Pada kesempatan lain, Riska dan Aprilia mendatangi lagi pelaku untuk menanyakan perihal pengecekan tahanan.

Ketika bertanya kepada pelaku, cekcok pun pecah antara pelaku dan korban.
 
“Ketika korban (Riska) menanyakan perihal titipannya bersama seorang wanita temannya (Aprilia) kepada tersangka, terjadi ketersinggungan hingga membuat oknum tersebut sakit hati,” kata Kasubid Penmas Polda Sumut, AKBP MP Nainggolan, Kamis (25/2/2021).

Seusai cekcok tersebut, tersangka mengajak kedua korban bertemu di suatu tempat untuk membicarakan masalah mereka.

Namun saat bertemu, pelaku justru emosi dan mencekik korban satu per satu.

“Korban dihabisi dengan cara dicekik,” kata Nainggolan.

Selanjutnya jasad korban disebar di dua tempat berbeda.

Jasad Riska ditemukan di di kawasan Perbaungan, Kabupaten Serdang Bedagai, sedangkan Aprilia ditemukan di daerah Pulo Brayan, Medan, Sumatera Utara.

Riska Fitria (21/kiri) dan Aprilia Cinta (13/kanan). Keduanya ditemukan tewas di dua lokasi berbeda, jasad Riska ditemukan di Jalinsum, Kabupaten Serdang Bedagai, sedangkan jasad Aprilia ditemukan di Pulo Brayan, Kota Medan, Sumatera Utara, Senin (22/2/2021). (Istimewa via Tribun-Medan.com)

Pada korban Riska, pihak kepolisian menemukan bukti yang bersangkutan pernah berhubungan badan namun bukan terjadi sebelum korban dibunuh.

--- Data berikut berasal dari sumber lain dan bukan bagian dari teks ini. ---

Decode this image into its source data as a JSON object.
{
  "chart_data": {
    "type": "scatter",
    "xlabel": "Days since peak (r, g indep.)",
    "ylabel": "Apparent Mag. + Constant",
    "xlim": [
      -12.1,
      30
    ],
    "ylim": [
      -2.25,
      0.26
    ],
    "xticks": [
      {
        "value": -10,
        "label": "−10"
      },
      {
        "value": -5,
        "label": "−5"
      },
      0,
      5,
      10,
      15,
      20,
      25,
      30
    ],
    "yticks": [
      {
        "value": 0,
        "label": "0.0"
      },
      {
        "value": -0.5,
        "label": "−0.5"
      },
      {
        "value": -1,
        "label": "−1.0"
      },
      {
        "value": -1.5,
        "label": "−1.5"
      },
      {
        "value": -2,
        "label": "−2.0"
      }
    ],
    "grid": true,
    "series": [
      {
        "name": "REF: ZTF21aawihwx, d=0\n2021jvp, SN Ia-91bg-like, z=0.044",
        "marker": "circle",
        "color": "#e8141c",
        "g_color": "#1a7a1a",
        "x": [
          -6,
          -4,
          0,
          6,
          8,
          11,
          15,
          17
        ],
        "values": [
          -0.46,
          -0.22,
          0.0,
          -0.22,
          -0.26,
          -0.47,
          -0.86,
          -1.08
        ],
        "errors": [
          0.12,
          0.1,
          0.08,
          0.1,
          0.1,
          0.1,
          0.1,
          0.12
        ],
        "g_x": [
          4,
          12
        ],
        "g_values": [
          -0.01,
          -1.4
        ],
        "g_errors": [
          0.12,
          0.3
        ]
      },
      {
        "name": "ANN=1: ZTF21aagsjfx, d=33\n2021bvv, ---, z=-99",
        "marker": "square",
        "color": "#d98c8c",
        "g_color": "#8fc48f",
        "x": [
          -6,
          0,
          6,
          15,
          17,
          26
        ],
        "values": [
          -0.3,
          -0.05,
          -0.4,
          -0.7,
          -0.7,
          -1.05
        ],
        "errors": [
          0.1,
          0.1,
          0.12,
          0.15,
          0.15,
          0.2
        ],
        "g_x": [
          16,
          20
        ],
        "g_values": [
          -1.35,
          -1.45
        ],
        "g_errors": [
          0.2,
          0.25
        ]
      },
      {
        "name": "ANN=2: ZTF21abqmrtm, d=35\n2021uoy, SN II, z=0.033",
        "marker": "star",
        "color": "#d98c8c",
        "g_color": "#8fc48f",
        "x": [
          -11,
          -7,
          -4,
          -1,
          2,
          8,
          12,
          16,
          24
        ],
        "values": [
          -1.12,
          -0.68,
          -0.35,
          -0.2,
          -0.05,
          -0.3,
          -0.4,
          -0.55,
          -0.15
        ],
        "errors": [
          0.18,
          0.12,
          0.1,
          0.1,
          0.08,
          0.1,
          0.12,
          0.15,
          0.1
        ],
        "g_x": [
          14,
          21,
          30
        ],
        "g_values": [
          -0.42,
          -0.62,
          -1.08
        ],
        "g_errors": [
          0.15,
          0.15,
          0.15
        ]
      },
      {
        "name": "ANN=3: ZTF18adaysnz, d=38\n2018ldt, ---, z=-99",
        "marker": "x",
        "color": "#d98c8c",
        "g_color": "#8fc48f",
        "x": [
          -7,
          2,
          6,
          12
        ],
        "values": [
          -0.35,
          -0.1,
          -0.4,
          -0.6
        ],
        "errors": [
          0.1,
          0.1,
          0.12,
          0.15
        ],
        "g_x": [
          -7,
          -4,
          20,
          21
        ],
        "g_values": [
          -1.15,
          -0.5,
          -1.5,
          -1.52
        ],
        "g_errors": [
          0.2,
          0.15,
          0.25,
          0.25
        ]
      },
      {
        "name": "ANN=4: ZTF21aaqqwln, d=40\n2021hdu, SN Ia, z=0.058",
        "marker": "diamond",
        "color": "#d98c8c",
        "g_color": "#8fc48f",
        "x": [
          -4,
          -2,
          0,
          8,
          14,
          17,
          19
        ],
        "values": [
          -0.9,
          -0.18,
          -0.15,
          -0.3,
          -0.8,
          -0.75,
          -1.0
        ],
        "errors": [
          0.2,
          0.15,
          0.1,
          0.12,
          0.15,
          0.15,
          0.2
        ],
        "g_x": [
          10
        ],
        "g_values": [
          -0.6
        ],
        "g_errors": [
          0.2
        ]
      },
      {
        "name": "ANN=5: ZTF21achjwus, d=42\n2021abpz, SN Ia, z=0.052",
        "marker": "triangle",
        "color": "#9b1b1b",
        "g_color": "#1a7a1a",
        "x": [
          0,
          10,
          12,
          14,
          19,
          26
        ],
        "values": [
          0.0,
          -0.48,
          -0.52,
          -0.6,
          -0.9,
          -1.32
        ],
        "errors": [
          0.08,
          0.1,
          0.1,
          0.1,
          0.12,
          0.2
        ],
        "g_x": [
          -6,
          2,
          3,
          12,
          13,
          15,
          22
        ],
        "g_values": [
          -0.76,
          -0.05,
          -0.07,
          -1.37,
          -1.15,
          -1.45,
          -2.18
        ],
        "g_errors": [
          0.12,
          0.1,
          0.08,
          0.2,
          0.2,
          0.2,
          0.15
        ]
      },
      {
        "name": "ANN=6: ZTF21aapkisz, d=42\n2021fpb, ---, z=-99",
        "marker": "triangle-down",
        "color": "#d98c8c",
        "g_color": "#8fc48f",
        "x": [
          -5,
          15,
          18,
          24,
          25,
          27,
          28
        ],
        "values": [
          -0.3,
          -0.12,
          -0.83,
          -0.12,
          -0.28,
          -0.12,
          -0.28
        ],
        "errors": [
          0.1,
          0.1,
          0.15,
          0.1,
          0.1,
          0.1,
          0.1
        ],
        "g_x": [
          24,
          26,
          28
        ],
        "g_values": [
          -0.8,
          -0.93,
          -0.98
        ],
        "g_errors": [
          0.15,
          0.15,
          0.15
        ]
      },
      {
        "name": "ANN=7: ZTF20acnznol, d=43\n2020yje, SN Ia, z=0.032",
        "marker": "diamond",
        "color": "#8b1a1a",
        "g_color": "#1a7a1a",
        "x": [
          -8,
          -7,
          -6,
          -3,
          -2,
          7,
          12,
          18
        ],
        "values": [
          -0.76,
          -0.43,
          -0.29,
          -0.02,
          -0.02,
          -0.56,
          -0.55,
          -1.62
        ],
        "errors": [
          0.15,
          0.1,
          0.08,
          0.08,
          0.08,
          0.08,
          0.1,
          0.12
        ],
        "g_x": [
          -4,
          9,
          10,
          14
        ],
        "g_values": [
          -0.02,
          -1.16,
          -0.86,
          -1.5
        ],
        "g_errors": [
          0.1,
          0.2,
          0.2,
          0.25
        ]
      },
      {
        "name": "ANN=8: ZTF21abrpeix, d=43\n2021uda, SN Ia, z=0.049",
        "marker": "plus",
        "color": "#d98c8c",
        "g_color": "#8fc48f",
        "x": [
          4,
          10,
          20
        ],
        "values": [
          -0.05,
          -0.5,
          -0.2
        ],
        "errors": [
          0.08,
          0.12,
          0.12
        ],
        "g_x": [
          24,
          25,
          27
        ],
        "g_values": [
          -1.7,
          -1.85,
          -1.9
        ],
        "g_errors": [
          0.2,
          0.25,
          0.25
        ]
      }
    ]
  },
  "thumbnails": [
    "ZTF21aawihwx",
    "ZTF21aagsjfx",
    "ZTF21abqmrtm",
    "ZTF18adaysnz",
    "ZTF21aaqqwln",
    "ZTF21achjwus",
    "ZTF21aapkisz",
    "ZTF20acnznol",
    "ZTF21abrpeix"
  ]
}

Temuan ini disampaikan oleh Dokter Forensik RSUD Sultan Sulaiman Seirampah, dr Abdul Gafar.

Abdul memaparkan, ada sejumlah tanda-tanda bekas kekerasan yang nampak jelas pada jasad korban Fitria.
 
“Tanda kekerasannya jelas sekali. Pada bagian wajah, di mulut dan hidung, dibekap tandanya tidak bisa bernapas dan membiru mukanya.”

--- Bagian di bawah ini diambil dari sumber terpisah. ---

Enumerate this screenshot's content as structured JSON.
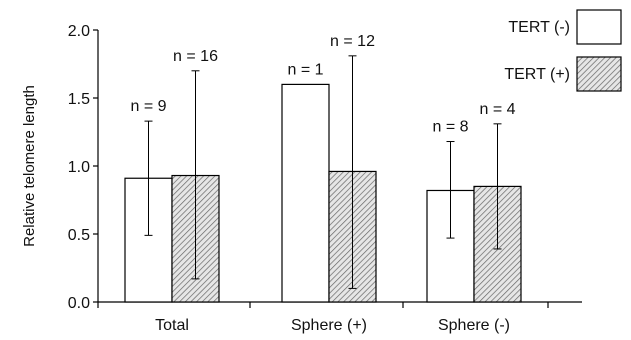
{
  "chart_data": {
    "type": "bar",
    "ylabel": "Relative telomere length",
    "ylim": [
      0,
      2.0
    ],
    "yticks": [
      "0.0",
      "0.5",
      "1.0",
      "1.5",
      "2.0"
    ],
    "categories": [
      "Total",
      "Sphere (+)",
      "Sphere (-)"
    ],
    "series": [
      {
        "name": "TERT (-)",
        "fill": "white",
        "values": [
          0.91,
          1.6,
          0.82
        ],
        "error_low": [
          0.49,
          null,
          0.47
        ],
        "error_high": [
          1.33,
          null,
          1.18
        ],
        "n_labels": [
          "n = 9",
          "n = 1",
          "n = 8"
        ]
      },
      {
        "name": "TERT (+)",
        "fill": "hatched",
        "values": [
          0.93,
          0.96,
          0.85
        ],
        "error_low": [
          0.17,
          0.1,
          0.39
        ],
        "error_high": [
          1.7,
          1.81,
          1.31
        ],
        "n_labels": [
          "n = 16",
          "n = 12",
          "n = 4"
        ]
      }
    ],
    "legend_position": "top-right",
    "grid": false
  }
}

“Pergelangan tangannya dipegang itu tapi tidak ada tanda ikatan. Ya pasti dia kan meronta, namanya mau dibunuh,” kata dr Abdul, Selasa (23/2/2021).

Dokter Abdul mengatakan, terdapat juga luka memar di pipi yang diduga akibat tamparan.

Penyebab kematian korban Fitria diketahui terjadi karena gagal napas akibat tidak ada oksigen.

Selain itu, dr Abdul juga menemukan bukti bahwa korban tidak lagi perawan, namun bukan akibat dirudapaksa sebelum tewas.

“Kalau tanda-tanda diperkosa enggak ada, karena pada saat itu dia sedang halangan.”

“Tapi ada tanda sudah pernah berhubungan atau bersetubuh hanya saja itu luka lama bukan baru,” kata dr Abdul.

Sementara itu, pelaku berhasil teridentifikasi pada Rabu (24/2/2021).

Pelaku langsung diamankan di kediamannya, di kawasan Medan Marelan.

Sementara itu, Kapolda Sumut, Irjen Pol Martuani Sormin Siregar menyatakan akan menindak tegas anggotanya yang terbukti melakukan tindak pidana.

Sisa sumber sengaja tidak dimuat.